6. DNA similarities include features such as endogenous retroviruses and pseudogenes. Endogenous retroviruses are DNA sequences that have clear characteristics indicating that they originated as viral infections which inserted their genetic code into reproductive cells (sperm or eggs) and then were passed on through the generations. There are several of these ERVs that occur in exactly the same place in the genomes of multiple primates, humans included.
Answers in Genesis has an article where they attempt to explain ERVs away. It makes a big thing of the fact that ERVs do actually have some function, which doesn’t answer the question of where they came from in the first place. It also makes the completely absurd claim that ERV similarities are just an assumption based on evolutionary presuppositions and circular reasoning. This is nonsense: ERV similarities are a direct observation.
7. Soft tissue remnants in dinosaur fossils are very rare, and only consist of the most durable components such as collagen. There are no reliable reports anywhere of DNA having been recovered from fossils dated at more than a million years or so. Since DNA can easily survive intact for thousands of years in ideal conditions, and will still be present (if fragmented) even in sub-optimal conditions, we would expect dinosaur carcasses with vast quantities of sequenceable DNA to be very common in a 6,000 year old earth. But they aren’t.
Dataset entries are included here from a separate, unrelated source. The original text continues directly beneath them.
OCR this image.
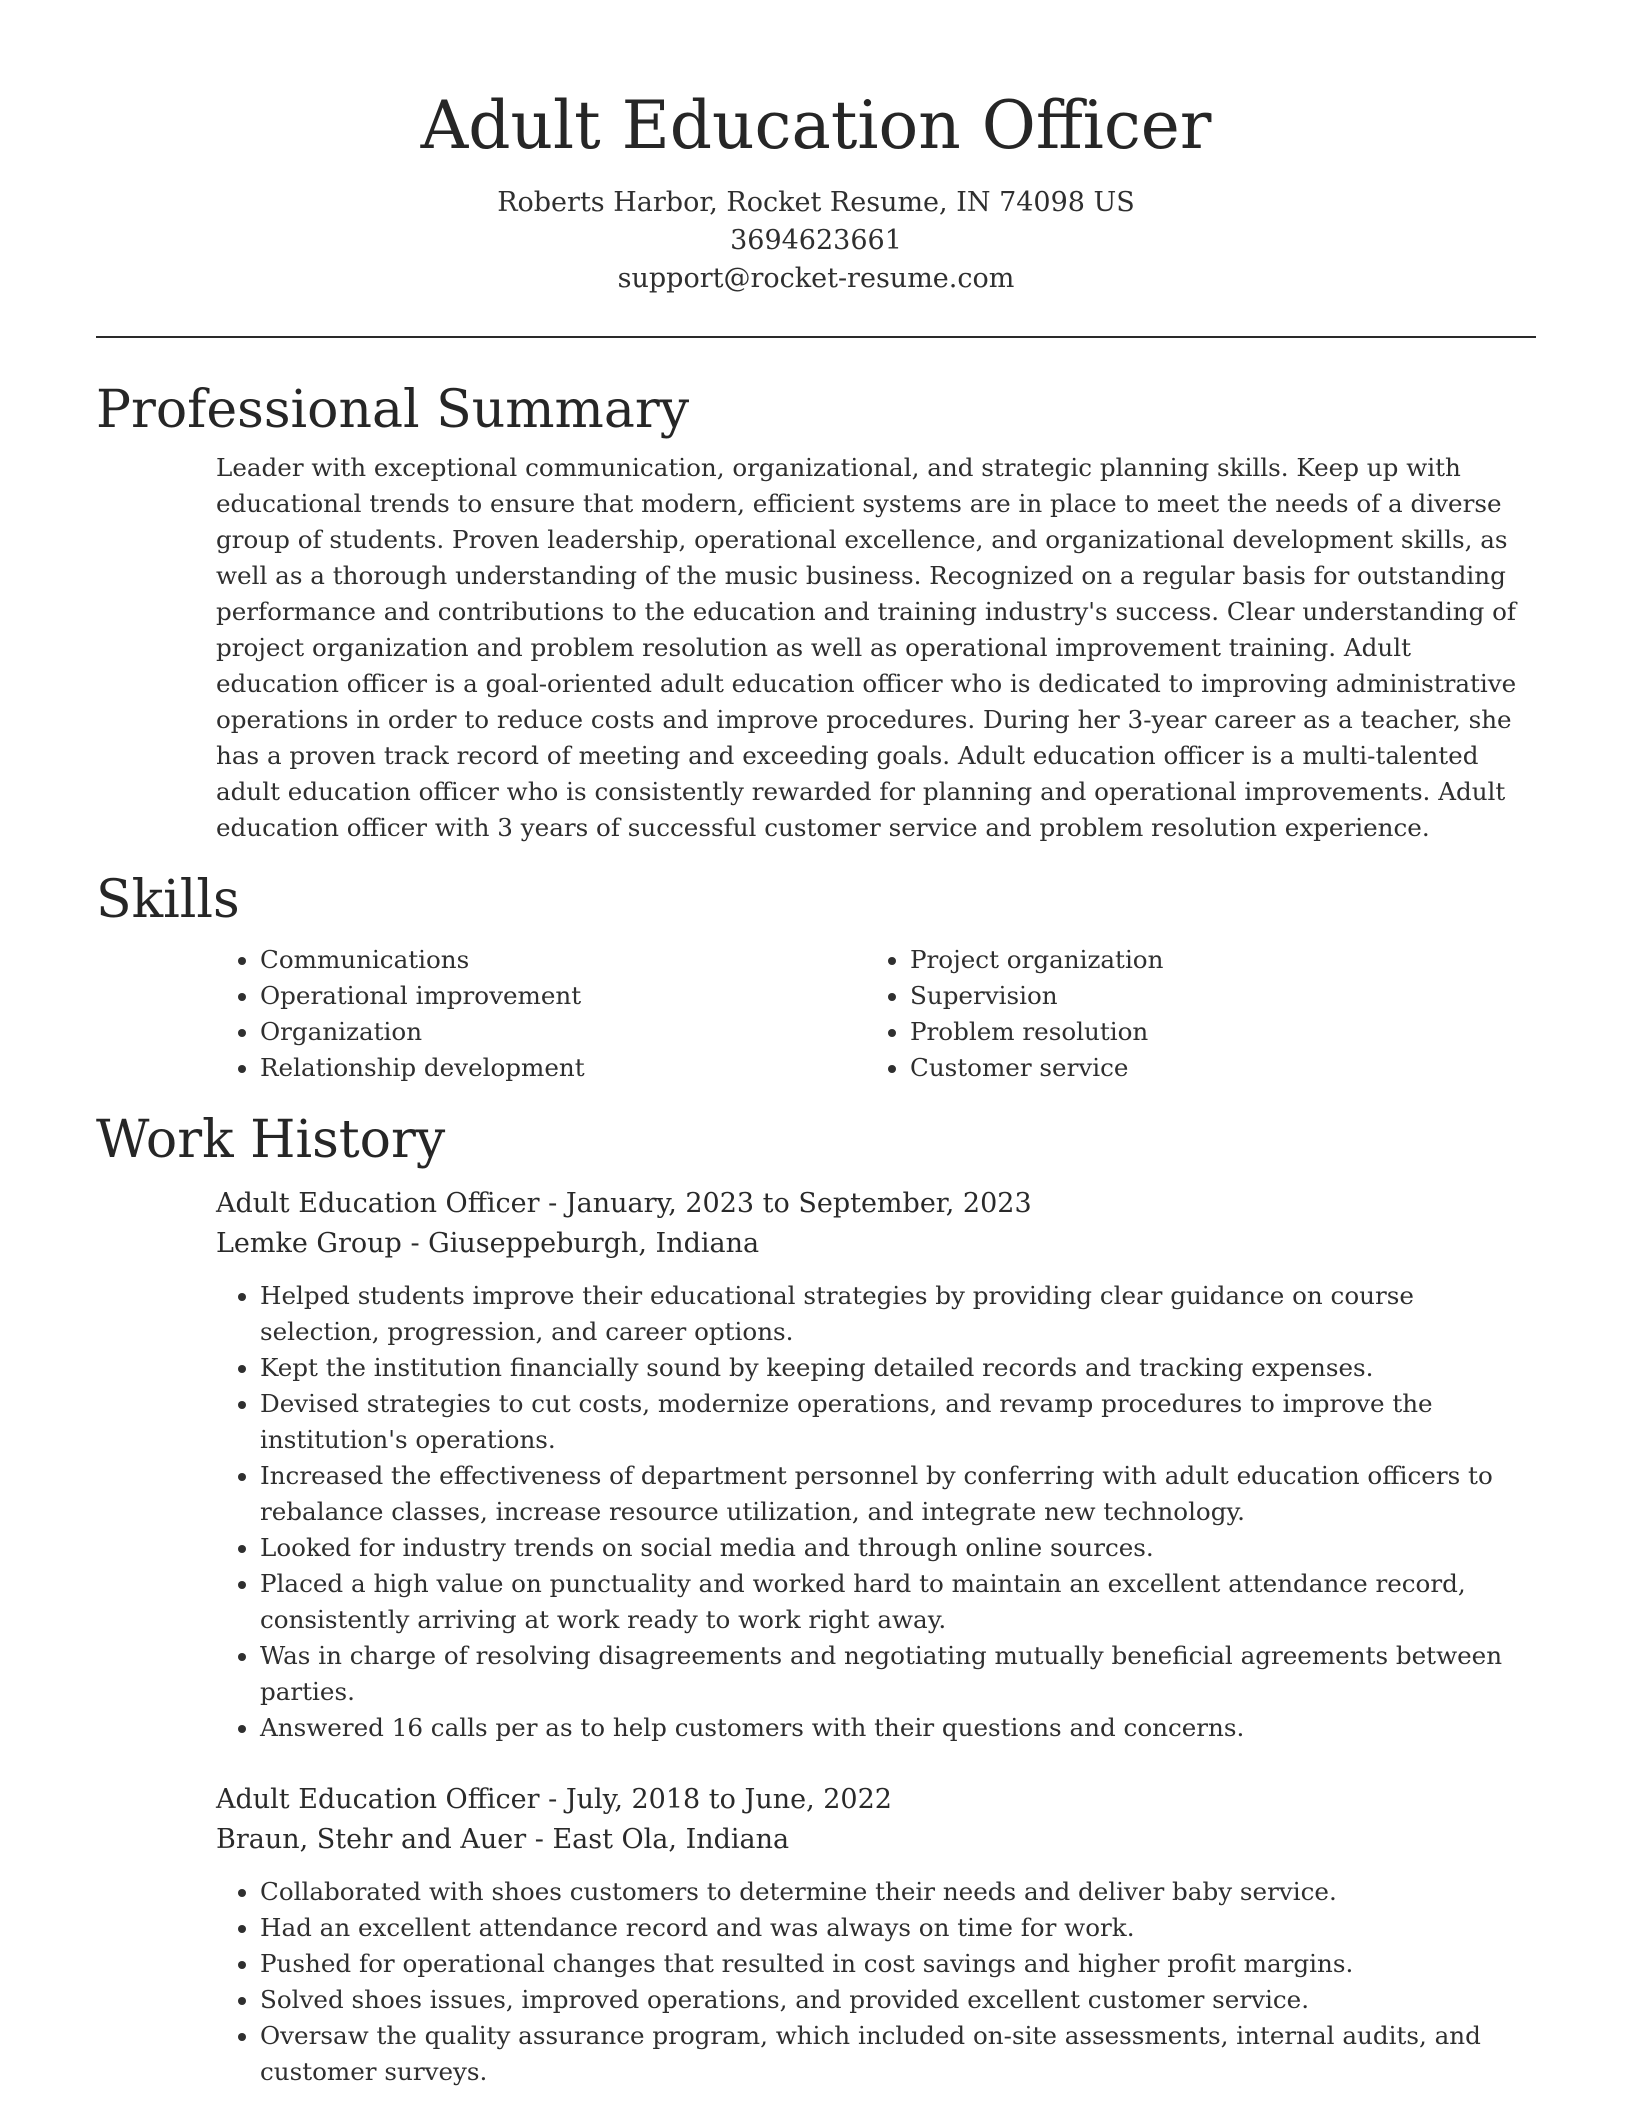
Adult Education Officer
Roberts Harbor, Rocket Resume, IN 74098 US
3694623661
support@rocket-resume.com
Professional Summary

Leader with exceptional communication, organizational, and strategic planning skills. Keep up with educational trends to ensure that modern, efficient systems are in place to meet the needs of a diverse group of students. Proven leadership, operational excellence, and organizational development skills, as well as a thorough understanding of the music business. Recognized on a regular basis for outstanding performance and contributions to the education and training industry's success. Clear understanding of project organization and problem resolution as well as operational improvement training. Adult education officer is a goal-oriented adult education officer who is dedicated to improving administrative operations in order to reduce costs and improve procedures. During her 3-year career as a teacher, she has a proven track record of meeting and exceeding goals. Adult education officer is a multi-talented adult education officer who is consistently rewarded for planning and operational improvements. Adult education officer with 3 years of successful customer service and problem resolution experience.

Skills
• Communications
• Operational improvement
• Organization
• Relationship development
• Project organization
• Supervision
• Problem resolution
• Customer service
Work History
Adult Education Officer - January, 2023 to September, 2023
Lemke Group - Giuseppeburgh, Indiana
• Helped students improve their educational strategies by providing clear guidance on course selection, progression, and career options.
• Kept the institution financially sound by keeping detailed records and tracking expenses.
• Devised strategies to cut costs, modernize operations, and revamp procedures to improve the institution's operations.
• Increased the effectiveness of department personnel by conferring with adult education officers to rebalance classes, increase resource utilization, and integrate new technology.
• Looked for industry trends on social media and through online sources.
• Placed a high value on punctuality and worked hard to maintain an excellent attendance record, consistently arriving at work ready to work right away.
• Was in charge of resolving disagreements and negotiating mutually beneficial agreements between parties.
• Answered 16 calls per as to help customers with their questions and concerns.
Adult Education Officer - July, 2018 to June, 2022
Braun, Stehr and Auer - East Ola, Indiana
• Collaborated with shoes customers to determine their needs and deliver baby service.
• Had an excellent attendance record and was always on time for work.
• Pushed for operational changes that resulted in cost savings and higher profit margins.
• Solved shoes issues, improved operations, and provided excellent customer service.
• Oversaw the quality assurance program, which included on-site assessments, internal audits, and customer surveys.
I tell my YEC friends that the only way the earth can be six thousand years old is if it were created with evidence for 4.5 billion years of history that never happened. Similarly, the only way that humans, chimpanzees etcetera can have independent ancestry is if we were created with evidence for a common ancestry that again, never happened. There are theological problems with this approach (the “omphalos hypothesis”) of course, but if they really are that wedded to a young earth, that’s the only scientifically coherent option that they’ve got.